Dr. Al-Saidi credits these successes to his predecessors in the Ministry of Health, who “started healthcare the right and affordable way. The backbone of our healthcare system is primary healthcare,” which Dr. Al-Saidi says is “affordable, accessible, and provides universal coverage.” At this point the objective is to have a healthcare center for every 10,000 people, even in sparsely populated rural areas. “I have health centers serving populations of less than 700 individuals,” explains the minister, pointing out that proximity to a city should not determine someone’s access to quality healthcare.

Mr. Mehta notes that in Oman today, “everywhere in the country where healthcare is required, there are health centers, polyclinics or hospitals.”

There are plans for a new medical city in Muscat as a response to the area’s growing population. “The expansion is huge,” Dr.

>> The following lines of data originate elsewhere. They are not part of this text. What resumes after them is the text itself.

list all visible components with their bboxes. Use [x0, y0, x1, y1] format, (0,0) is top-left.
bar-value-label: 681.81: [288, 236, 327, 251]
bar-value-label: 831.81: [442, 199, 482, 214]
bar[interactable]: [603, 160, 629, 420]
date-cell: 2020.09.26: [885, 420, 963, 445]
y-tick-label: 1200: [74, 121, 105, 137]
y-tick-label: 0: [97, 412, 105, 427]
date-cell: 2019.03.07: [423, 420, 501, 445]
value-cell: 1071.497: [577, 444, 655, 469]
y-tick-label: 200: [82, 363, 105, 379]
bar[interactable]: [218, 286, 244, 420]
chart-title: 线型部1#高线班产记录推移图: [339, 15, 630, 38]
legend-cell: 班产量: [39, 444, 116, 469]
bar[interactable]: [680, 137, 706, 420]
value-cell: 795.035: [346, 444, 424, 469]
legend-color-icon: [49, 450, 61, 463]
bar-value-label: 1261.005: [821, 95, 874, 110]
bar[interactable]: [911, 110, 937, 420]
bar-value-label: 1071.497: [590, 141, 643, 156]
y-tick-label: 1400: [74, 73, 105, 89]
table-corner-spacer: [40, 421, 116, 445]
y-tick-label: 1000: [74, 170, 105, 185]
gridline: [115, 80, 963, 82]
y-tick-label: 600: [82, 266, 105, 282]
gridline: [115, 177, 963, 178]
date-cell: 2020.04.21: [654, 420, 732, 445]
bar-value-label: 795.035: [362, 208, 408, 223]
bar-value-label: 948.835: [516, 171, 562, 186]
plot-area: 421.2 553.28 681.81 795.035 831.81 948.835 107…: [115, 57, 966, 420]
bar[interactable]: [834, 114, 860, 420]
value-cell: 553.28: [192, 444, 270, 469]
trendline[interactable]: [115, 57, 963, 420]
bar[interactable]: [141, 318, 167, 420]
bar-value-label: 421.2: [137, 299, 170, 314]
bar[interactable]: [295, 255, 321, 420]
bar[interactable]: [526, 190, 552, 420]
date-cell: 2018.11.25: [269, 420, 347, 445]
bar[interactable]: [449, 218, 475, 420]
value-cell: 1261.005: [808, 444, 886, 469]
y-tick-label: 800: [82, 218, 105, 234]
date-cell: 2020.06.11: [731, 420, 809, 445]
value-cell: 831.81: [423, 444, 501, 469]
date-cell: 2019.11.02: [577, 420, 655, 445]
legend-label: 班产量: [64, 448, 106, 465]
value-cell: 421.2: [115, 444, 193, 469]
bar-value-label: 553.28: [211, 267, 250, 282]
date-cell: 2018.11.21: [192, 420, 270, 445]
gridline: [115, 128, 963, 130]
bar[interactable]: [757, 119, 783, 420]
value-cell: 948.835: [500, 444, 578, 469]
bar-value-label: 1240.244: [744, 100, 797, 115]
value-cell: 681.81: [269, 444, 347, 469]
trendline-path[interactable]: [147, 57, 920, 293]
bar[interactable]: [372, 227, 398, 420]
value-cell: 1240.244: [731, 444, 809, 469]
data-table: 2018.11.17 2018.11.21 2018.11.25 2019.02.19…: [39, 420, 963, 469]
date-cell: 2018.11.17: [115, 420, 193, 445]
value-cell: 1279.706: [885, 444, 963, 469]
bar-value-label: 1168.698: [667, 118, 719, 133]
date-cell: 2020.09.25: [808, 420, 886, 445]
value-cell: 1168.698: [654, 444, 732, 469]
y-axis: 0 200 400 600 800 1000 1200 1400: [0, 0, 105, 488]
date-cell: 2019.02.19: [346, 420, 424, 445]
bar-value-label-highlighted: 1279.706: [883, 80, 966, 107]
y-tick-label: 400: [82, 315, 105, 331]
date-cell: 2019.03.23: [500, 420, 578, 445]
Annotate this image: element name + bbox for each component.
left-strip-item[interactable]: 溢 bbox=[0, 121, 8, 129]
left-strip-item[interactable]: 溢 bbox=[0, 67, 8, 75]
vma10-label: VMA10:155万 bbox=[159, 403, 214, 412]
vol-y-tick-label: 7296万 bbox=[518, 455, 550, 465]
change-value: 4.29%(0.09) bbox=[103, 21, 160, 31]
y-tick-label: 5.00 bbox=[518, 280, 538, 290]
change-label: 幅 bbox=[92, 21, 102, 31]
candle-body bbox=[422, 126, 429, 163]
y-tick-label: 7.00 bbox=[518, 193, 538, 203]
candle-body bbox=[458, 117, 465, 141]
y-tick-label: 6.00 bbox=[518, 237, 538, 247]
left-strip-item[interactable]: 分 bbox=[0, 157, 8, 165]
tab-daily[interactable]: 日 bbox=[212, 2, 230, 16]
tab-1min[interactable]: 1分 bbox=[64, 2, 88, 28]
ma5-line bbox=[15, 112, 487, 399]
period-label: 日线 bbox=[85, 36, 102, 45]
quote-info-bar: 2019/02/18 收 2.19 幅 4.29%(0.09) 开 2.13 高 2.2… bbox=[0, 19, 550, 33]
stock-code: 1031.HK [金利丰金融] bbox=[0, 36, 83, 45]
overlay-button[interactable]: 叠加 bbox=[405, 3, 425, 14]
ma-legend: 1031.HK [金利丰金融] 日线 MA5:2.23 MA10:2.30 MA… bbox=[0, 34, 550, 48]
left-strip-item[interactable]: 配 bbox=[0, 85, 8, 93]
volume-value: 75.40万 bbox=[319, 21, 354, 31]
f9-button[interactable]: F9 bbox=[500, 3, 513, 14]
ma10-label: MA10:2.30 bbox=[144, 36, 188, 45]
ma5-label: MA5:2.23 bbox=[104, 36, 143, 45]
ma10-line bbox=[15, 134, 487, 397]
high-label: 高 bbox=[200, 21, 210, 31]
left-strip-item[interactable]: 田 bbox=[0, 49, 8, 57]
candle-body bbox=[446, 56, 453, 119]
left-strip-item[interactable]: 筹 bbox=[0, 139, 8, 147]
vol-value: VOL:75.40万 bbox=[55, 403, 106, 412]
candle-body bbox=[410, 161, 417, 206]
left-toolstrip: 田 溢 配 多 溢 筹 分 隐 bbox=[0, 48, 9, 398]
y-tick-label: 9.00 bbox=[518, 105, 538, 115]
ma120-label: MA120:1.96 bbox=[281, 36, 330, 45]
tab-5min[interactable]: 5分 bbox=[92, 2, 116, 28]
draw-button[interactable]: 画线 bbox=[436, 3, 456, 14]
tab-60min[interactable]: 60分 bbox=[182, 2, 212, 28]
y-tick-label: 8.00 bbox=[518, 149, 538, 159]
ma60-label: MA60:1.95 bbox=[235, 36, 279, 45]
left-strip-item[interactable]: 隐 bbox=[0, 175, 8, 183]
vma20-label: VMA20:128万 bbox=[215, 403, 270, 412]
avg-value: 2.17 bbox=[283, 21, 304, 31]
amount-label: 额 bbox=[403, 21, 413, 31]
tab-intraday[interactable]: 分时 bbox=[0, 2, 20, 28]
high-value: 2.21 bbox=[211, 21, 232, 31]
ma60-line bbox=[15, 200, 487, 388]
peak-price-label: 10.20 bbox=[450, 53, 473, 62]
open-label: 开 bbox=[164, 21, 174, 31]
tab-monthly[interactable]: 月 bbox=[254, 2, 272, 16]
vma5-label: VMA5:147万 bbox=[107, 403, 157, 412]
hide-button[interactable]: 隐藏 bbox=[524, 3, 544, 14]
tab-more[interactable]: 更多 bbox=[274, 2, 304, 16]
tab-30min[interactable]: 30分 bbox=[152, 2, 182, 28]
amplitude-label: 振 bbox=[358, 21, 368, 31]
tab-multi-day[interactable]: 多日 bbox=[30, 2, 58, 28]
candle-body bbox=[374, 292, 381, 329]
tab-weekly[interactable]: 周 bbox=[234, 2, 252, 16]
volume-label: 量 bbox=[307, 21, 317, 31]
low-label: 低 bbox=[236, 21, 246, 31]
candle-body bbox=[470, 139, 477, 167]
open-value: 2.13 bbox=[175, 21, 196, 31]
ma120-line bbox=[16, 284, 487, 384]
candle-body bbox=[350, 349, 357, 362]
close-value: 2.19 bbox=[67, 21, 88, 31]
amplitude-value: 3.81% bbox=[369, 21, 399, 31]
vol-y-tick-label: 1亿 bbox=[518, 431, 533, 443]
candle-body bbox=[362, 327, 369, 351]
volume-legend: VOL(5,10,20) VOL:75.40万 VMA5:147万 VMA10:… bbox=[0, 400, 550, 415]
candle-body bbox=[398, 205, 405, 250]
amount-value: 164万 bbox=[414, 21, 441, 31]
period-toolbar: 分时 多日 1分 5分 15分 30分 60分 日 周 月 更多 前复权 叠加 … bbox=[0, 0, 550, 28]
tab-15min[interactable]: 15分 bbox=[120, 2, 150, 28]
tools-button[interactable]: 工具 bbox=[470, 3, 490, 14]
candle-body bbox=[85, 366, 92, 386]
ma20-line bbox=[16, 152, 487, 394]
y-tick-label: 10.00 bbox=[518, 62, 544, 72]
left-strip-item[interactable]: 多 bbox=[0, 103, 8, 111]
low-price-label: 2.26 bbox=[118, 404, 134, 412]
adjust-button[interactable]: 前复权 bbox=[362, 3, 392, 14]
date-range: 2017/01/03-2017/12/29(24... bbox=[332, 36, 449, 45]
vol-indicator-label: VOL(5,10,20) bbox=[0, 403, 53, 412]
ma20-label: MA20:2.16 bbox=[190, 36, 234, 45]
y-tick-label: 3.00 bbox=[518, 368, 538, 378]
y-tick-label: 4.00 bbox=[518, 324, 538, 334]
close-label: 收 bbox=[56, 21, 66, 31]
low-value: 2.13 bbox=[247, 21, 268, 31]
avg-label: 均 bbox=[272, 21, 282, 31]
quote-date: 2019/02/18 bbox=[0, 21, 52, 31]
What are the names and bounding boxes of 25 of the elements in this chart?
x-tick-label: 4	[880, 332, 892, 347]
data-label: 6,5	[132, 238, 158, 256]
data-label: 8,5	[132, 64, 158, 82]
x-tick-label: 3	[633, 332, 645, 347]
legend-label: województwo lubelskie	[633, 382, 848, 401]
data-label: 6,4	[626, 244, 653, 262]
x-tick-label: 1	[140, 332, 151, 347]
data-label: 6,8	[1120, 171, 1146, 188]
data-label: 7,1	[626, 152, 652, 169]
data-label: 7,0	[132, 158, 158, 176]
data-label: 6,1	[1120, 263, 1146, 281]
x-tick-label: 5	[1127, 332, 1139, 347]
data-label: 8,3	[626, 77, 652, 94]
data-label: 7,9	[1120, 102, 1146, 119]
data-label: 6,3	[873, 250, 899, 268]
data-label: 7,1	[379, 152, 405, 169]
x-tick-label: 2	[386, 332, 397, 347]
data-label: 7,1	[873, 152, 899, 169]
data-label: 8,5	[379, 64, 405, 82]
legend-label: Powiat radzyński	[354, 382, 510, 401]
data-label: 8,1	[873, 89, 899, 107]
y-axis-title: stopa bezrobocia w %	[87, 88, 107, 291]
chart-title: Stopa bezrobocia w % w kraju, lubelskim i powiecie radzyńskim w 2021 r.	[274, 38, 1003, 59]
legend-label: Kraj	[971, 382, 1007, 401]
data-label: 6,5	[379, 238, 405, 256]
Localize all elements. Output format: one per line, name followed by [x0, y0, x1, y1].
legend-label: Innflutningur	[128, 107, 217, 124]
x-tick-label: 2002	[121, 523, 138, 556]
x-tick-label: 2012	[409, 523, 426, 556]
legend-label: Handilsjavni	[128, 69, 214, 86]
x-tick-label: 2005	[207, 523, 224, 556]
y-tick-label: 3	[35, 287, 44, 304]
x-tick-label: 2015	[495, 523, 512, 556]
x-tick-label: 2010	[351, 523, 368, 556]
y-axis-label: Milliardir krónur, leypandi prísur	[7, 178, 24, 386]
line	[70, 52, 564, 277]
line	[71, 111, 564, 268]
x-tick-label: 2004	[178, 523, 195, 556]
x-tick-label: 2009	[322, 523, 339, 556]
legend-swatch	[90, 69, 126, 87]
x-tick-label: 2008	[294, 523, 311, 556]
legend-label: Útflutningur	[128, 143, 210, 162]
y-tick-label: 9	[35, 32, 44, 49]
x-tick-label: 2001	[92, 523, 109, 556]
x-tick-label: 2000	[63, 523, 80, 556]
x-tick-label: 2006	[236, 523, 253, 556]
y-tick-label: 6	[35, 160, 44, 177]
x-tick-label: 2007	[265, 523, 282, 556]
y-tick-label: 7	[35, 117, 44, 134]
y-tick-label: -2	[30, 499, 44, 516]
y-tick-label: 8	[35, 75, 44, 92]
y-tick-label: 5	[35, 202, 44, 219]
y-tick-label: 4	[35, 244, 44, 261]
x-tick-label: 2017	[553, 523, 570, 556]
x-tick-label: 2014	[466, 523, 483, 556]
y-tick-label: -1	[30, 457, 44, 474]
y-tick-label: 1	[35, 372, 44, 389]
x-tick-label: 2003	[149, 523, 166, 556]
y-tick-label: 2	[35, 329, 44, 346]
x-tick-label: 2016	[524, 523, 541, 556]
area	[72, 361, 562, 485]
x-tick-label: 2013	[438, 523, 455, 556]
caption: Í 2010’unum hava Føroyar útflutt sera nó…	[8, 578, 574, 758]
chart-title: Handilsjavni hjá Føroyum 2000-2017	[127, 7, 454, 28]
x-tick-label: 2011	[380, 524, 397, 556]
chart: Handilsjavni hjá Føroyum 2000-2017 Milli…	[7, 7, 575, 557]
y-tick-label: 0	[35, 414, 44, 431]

Al-Saidi says about the new facilities. The 1,235-acre medical city will be about 30 miles from Muscat International Airport. And while healthcare will still be free of charge for Omanis in Oman, the new facility will shift the structure of the Omani healthcare system from a public one to a mixed public and private sector system. This will create a multitude of new investment opportunities as the healthcare sector diversifies. Dr. Al-Saidi says that welcoming private healthcare companies with high standards will only improve the sector in Oman.

“What I’m looking for,” he says, is for the private sector “to compete with us. I want them to be strong,” he continues, with a “quality and standard of care that is, if not better, then at least matching what we are providing free of charge.”

Mr. Mehta agrees that private foreign investment can be of great benefit to Oman. In fact, he credits the sultanate’s handling of foreign investment with much of Oman’s sustained GDP growth over the last 20 years. “The real recipe for success in Oman,” he says, “is that the country has very transparent system as far as the investment is concerned from abroad.” Oman aims to continue this tradition as new opportunities for foreign investment open up in the medical field.